Frequently Asked Questions
I was considering having my mom/sister/sister-in-law attend my labor….can’t they fill the doula role for me?
Although having family members present during such a memorable occasion can be a tremendous blessing and addition to the birth process, we recommend having a professional fill the role of a birth doula. A birth doula has specialized training that equips her in the areas of comfort measures, relaxation techniques, massage, pain management, positioning, and more, which sets her apart from the support offered by a family member. Furthermore, although highly invested in your labor and birth, a professional birth doula doesn’t have the emotional connection to you that a family member does, thus making her the ideal support person able to assist you throughout the entire undertaking.
What is the difference between a doula and a midwife?

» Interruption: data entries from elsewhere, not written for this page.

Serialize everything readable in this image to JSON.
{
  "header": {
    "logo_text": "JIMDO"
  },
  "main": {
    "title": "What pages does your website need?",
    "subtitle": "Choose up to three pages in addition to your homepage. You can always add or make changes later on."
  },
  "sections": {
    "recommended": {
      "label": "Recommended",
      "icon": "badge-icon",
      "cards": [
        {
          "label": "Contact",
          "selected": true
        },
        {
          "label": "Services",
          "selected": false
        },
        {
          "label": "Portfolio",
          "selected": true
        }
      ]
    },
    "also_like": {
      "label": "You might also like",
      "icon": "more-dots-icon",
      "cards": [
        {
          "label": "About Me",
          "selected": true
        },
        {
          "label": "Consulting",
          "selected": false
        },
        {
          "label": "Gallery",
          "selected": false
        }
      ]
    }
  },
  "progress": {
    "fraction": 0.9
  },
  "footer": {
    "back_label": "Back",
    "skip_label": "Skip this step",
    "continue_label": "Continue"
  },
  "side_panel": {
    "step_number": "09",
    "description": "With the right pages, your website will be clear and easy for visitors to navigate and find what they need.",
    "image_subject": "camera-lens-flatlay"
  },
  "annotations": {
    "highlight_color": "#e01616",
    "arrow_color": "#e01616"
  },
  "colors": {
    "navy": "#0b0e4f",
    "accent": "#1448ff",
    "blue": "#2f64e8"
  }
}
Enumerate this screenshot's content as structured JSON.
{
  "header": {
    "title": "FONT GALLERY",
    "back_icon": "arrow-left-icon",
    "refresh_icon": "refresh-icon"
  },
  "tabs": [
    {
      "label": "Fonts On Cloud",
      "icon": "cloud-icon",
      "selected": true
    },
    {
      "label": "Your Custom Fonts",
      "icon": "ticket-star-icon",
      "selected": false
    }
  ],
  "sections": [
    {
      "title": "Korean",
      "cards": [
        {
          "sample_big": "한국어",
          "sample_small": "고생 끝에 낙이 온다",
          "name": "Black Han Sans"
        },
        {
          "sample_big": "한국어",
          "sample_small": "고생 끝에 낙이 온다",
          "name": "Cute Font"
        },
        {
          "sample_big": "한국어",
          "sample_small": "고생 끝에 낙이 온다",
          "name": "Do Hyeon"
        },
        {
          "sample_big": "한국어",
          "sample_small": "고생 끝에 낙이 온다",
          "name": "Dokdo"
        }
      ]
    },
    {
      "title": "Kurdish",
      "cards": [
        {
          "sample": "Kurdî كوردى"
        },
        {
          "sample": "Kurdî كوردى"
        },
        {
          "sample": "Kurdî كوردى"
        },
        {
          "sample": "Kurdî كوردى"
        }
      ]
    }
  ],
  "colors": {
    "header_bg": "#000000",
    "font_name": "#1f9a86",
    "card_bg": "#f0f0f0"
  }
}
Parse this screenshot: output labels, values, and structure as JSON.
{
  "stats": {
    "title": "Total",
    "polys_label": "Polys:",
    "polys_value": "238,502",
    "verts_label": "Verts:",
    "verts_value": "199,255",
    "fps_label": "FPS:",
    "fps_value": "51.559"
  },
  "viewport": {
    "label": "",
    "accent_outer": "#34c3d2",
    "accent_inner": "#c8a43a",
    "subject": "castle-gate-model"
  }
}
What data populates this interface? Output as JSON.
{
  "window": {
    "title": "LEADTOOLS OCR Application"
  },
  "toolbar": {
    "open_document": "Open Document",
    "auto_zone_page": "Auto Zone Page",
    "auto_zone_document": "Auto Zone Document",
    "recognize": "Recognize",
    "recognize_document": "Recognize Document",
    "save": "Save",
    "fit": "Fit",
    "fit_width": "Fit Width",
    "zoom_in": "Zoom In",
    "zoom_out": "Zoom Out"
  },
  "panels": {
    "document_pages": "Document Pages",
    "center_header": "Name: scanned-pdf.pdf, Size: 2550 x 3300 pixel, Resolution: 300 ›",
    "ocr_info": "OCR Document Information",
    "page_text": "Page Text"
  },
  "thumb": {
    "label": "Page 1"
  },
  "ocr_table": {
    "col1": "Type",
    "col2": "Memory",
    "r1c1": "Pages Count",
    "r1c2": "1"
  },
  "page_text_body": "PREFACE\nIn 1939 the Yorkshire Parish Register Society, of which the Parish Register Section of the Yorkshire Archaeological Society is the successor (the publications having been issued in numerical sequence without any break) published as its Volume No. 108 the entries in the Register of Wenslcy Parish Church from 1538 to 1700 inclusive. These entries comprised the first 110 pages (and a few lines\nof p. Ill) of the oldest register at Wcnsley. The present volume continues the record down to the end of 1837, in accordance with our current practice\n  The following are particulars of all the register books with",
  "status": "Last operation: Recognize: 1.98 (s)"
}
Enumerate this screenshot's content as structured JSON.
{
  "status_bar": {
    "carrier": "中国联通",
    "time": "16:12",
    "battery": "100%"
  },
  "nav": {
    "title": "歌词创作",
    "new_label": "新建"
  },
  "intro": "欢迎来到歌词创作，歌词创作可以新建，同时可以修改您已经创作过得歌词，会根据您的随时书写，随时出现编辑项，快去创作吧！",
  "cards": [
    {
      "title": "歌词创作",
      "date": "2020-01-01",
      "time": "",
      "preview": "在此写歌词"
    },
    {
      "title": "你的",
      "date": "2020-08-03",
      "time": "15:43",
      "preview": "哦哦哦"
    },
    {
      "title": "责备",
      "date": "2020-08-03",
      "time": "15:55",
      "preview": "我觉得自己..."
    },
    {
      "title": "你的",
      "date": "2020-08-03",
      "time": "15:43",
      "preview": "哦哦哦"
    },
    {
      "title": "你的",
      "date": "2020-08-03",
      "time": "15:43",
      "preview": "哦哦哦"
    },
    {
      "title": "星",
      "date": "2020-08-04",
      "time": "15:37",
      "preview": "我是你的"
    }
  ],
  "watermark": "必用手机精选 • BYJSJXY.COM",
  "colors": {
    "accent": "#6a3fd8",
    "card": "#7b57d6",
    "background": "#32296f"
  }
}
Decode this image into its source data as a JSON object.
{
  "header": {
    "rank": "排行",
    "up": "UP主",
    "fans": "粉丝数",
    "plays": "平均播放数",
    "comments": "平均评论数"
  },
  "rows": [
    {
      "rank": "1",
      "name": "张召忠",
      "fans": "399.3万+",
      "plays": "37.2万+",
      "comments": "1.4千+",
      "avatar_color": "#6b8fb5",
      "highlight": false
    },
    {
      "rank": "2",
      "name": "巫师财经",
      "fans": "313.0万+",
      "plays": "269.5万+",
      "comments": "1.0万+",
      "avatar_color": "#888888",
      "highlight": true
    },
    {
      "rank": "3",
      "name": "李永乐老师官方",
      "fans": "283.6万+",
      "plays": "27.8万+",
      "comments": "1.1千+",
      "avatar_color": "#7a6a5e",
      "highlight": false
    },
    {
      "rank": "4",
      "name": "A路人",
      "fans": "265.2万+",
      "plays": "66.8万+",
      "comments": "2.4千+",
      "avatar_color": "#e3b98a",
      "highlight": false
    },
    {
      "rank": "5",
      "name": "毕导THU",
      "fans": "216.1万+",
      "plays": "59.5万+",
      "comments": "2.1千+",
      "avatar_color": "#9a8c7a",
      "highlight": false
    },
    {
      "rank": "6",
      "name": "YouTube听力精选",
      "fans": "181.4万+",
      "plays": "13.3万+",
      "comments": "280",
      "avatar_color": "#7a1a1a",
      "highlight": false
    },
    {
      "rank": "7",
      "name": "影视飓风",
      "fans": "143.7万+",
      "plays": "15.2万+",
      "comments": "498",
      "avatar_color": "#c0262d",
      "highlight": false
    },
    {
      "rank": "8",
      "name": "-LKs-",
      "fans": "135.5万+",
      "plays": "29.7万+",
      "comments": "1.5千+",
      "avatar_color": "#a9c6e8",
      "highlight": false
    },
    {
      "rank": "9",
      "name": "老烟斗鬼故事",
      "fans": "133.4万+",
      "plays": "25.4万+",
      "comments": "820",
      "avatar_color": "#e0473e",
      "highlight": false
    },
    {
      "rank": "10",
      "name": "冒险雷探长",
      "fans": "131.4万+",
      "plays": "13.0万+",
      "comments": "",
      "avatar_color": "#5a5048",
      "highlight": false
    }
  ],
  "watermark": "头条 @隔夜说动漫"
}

A doula is a non-medical support person who focuses on caring for you emotionally and physically while keeping you informed and empowered. While they often have similar approaches, a midwife differs from a doula substantially. A midwife is a *medical* professional, meaning that the primary focus of their care is on the health and safety of you and your baby. Both doulas and midwives work with you prenatally, support you throughout the birth and follow up with you postpartum. Specifically, at a birth, doulas are often found doing hip squeezes, refilling your water bottle, providing guidance and reassurance (to you and your partner), and repeating affirmations that empower you. At a birth, midwives may be found doing similar things to a doula, but their top priorities include: ensuring that you and your baby's vital signs are stable, assessing you and your baby, completing cervical exams when needed, administering medication if necessary, and catching the baby you are birthing.
When should I hire a birth doula?
The earlier, the better. Typically, the beginning of your third trimester is a good time to have your doula secured. It is recommended that you start your search in your second trimester, talk to and interview a couple of doulas, and determine who is the best fit for you. You deserve someone you feel an easy connection with and someone you think fits your personality and needs.
What does a doula really do and why do I need one?
A birth doula is integral to the prenatal, birth, and postpartum season. Consider your doula as your family’s go-to person for information, resources, advice, and practical, physical, and emotional support person from the beginning of your pregnancy to your postpartum closing visit. She is your personal advisor for those never-ending questions and decisions you encounter throughout your pregnancy, labor, and postpartum stages. She is committed to providing you with excellent care, so you feel pampered, supported, and nurtured as you prepare to nurture your little one.
As an added benefit, your primary support person can rest assured should they need a break from the labor room knowing that mom is being well provided for by your doula. Furthermore, studies overwhelmingly prove the valuable asset a doula can be to the expectant family. Doula attended births are commonly associated with a more satisfying birth experience, less need for interventions, decreased requests for pain relief, reduced number of C-sections, decreased length of labor, and a positive breastfeeding experience.